Na tientallen jaren van communistische heerschappij in de regio beleefde Slowakije in de jaren negentig, na de democratische Fluwelen Revolutie, opnieuw een periode van autoritair bestuur onder Vladimír Mečiar. Hierdoor dreigde Slowakije aanvankelijk de kans op EU-lidmaatschap te missen.
Hongarije is sinds 2010 sterk afgegleden naar een zelfverklaarde ‘illiberale democratie’ onder leiding van premier Viktor Orbán. Een regime dat door rechtsgeleerden inmiddels wordt bestempeld als een ‘electorale autocratie’ of een ‘semi-autoritair regime’. Na een grote verkiezingsoverwinning van Fidesz in 2010 (53 procent van de stemmen) heeft de partij zonder serieuze betrokkenheid van oppositie en maatschappelijk middenveld een nieuwe grondwet ingevoerd en stapsgewijs alle belangrijke staatsinstituties naar zich toe getrokken.
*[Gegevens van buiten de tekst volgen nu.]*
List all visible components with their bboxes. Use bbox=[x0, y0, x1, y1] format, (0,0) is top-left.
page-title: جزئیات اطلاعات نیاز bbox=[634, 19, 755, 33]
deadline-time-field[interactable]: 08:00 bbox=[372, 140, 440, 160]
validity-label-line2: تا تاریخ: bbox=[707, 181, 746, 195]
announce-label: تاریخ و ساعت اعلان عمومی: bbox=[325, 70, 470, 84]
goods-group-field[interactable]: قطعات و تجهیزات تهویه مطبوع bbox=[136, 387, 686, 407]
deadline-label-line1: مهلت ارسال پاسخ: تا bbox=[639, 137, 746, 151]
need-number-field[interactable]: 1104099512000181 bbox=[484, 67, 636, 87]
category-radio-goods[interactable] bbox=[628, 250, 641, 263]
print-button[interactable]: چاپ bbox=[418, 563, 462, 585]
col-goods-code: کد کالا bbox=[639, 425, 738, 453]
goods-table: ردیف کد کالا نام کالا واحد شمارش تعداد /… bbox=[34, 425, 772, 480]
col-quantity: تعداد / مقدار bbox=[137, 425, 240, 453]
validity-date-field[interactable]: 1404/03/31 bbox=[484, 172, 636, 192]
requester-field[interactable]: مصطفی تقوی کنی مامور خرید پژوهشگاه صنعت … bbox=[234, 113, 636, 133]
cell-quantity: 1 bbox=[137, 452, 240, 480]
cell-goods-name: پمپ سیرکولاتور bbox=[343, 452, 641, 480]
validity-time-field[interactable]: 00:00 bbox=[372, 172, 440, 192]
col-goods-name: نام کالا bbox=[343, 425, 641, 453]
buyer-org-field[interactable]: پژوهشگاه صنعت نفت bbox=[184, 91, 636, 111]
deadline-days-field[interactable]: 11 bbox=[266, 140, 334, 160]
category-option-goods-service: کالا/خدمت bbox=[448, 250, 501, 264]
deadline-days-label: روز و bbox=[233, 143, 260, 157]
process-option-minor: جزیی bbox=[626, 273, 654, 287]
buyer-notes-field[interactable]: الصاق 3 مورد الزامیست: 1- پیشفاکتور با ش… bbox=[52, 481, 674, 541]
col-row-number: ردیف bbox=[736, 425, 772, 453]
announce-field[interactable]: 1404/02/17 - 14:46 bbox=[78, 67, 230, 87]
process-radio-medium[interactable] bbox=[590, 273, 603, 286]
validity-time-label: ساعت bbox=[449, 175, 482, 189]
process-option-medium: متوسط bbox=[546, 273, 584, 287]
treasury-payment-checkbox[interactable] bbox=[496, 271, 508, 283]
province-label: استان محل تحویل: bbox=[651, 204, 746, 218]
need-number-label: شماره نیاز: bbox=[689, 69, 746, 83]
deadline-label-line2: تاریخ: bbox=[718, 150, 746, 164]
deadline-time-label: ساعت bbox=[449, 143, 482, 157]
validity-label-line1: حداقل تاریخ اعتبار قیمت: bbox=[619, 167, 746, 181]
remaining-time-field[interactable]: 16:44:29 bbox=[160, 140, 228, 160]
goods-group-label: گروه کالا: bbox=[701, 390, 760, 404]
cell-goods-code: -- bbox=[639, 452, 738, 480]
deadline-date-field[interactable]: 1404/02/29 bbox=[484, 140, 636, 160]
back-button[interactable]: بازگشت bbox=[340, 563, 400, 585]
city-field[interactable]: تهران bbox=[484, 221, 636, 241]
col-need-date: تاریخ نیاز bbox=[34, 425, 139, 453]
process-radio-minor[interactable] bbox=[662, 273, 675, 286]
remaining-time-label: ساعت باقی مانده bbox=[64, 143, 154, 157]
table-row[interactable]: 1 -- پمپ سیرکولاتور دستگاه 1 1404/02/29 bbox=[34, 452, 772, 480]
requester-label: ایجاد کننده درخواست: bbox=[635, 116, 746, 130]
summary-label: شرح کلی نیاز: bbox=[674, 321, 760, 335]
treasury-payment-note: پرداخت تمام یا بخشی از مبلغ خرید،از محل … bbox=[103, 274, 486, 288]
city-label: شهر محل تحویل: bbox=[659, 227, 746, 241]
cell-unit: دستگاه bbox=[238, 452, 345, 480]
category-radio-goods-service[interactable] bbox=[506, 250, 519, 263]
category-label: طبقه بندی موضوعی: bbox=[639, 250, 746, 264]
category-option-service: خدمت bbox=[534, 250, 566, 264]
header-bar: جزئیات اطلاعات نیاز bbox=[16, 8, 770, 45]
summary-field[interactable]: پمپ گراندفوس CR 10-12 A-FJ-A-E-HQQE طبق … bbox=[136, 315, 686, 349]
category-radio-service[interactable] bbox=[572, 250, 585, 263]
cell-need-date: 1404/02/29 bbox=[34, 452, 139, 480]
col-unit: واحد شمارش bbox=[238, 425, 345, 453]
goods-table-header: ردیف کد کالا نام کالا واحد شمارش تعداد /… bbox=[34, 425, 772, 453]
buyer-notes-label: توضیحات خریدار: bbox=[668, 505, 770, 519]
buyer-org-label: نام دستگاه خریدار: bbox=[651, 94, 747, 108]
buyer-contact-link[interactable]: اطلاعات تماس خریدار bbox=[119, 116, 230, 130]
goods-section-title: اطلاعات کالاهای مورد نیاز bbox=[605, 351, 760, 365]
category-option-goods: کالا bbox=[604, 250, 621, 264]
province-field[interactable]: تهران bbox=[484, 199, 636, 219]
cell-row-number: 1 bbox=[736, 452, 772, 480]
De rechterlijke macht werd systematisch aangetast, media gemonopoliseerd, en het parlement uitgehold door noodtoestanden en regeren per decreet. Met verkiezingsoverwinningen in 2014 en 2018, behaald met minder dan 50 procent van de stemmen, consolideerde Fidesz een ongelijk speelveld, gesteund door effectief slechts een kwart tot een derde van het electoraat.
Polen onderging tussen 2015 en 2023 een frontale en systematische aanval op de rechtsstaat onder leiding van de partij Recht en Rechtvaardigheid (PiS) van Jarosław Kaczyński. De gevolgen hiervan zijn nog steeds niet op een bevredigende manier hersteld. Zo blijft het Grondwettelijk Hof in handen van PiS-loyalisten, in strijd met Europese en Poolse rechterlijke uitspraken. Daarnaast is ook het Hooggerechtshof gecompromitteerd, samen met duizenden rechterlijke benoemingen in de rest van de rechterlijke macht, die werden gedaan door een eenzijdig gepolitiseerde en gecompromitteerde Raad voor de Rechtspraak.
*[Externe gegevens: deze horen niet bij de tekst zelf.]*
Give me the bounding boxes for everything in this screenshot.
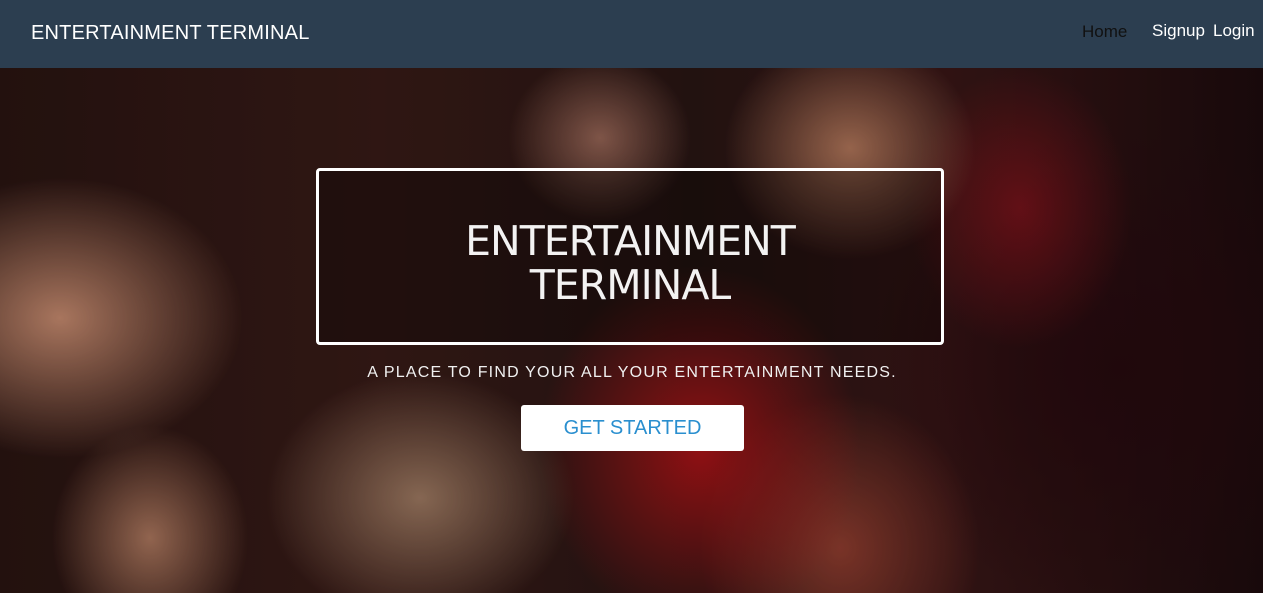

In Slowakije is populist Robert Fico recent weer aan de macht gekomen, na eerdere termijnen in 2006-2010 en 2012-2018. Hij zet zich actief in om verantwoordelijkheid voor corruptie en machtsmisbruik door hemzelf en zijn partijgenoten te ontlopen. Na zijn aftreden in 2018, volgend op de moord op onderzoeksjournalist Ján Kuciak, die corruptie, oligarchen en de banden tussen Fico’s adviseurs en de Italiaanse maffia onderzocht, koos Slowakije voor een meer rechtsstatelijke koers. Stappen werden gezet om politici ter verantwoording te roepen en justitie, de rechterlijke macht en de politie op te schonen. Deze koers wordt nu snel teruggedraaid door Fico, onder meer door het afschaffen van de speciale openbaar aanklager en hervormingen van het strafrecht.
Deze ontwikkelingen kunnen moeilijk worden afgedaan als een tijdelijke rimpeling die Europese elites en middenpartijen even bij de les houdt. Aanzienlijke schade is aangericht aan de democratische rechtsstaat.
Polen, Hongaren en Slowaken voelen zich meer Europees dan Nederlanders en hebben hoge verwachtingen van de EU
Niet fundamenteel uit ander democratisch hout gesneden
Gezien de algemene trend van opkomend autoritair populisme in het Westen, kunnen we echter stellen dat deze uitdagingen niet inherent zijn aan een bepaalde regio. Een nieuwe, moderne strijd om democratie, rechtsstaat en de identiteit van de EU woedt overal. En in elke EU-lidstaat is een deel van de bevolking structureel vatbaar voor autoritaire ideeën,2 waarbij de rol van elites en een specifieke mix van factoren kan bijdragen aan de opkomst van een autoritair bewind. Zo voelen Polen, Hongaren en Slowaken zich zelfs meer Europees dan Nederlanders en hebben ze hoge verwachtingen van de EU.3
Dit sluit niet uit dat regionale accenten bestaan, die door autoritaire populisten kunnen worden geëxploiteerd. In Centraal-Europa heerst traditioneel een wat formalistische rechtscultuur, die de nadruk legt op de letter in plaats van op de geest van de wet. Europese waarden werden tijdens de Koude Oorlog vaak door een conservatieve, christelijke lens bekeken, als tegenwicht tegen het atheïstische, materialistische sovjettisme. Deze visie werkt hier en daar nog steeds door, waarbij de abstracte EU-waarden soms kil kunnen overkomen.4 Nationale soevereiniteit en nationalisme worden van oudsher positiever beoordeeld, als symbool van de ‘terugkeer naar Europa’ en de omarming van democratie, weg van het supranationale sovjettisme, in contrast met het Brussel-narratief over het beteugelen van destructief nationalisme.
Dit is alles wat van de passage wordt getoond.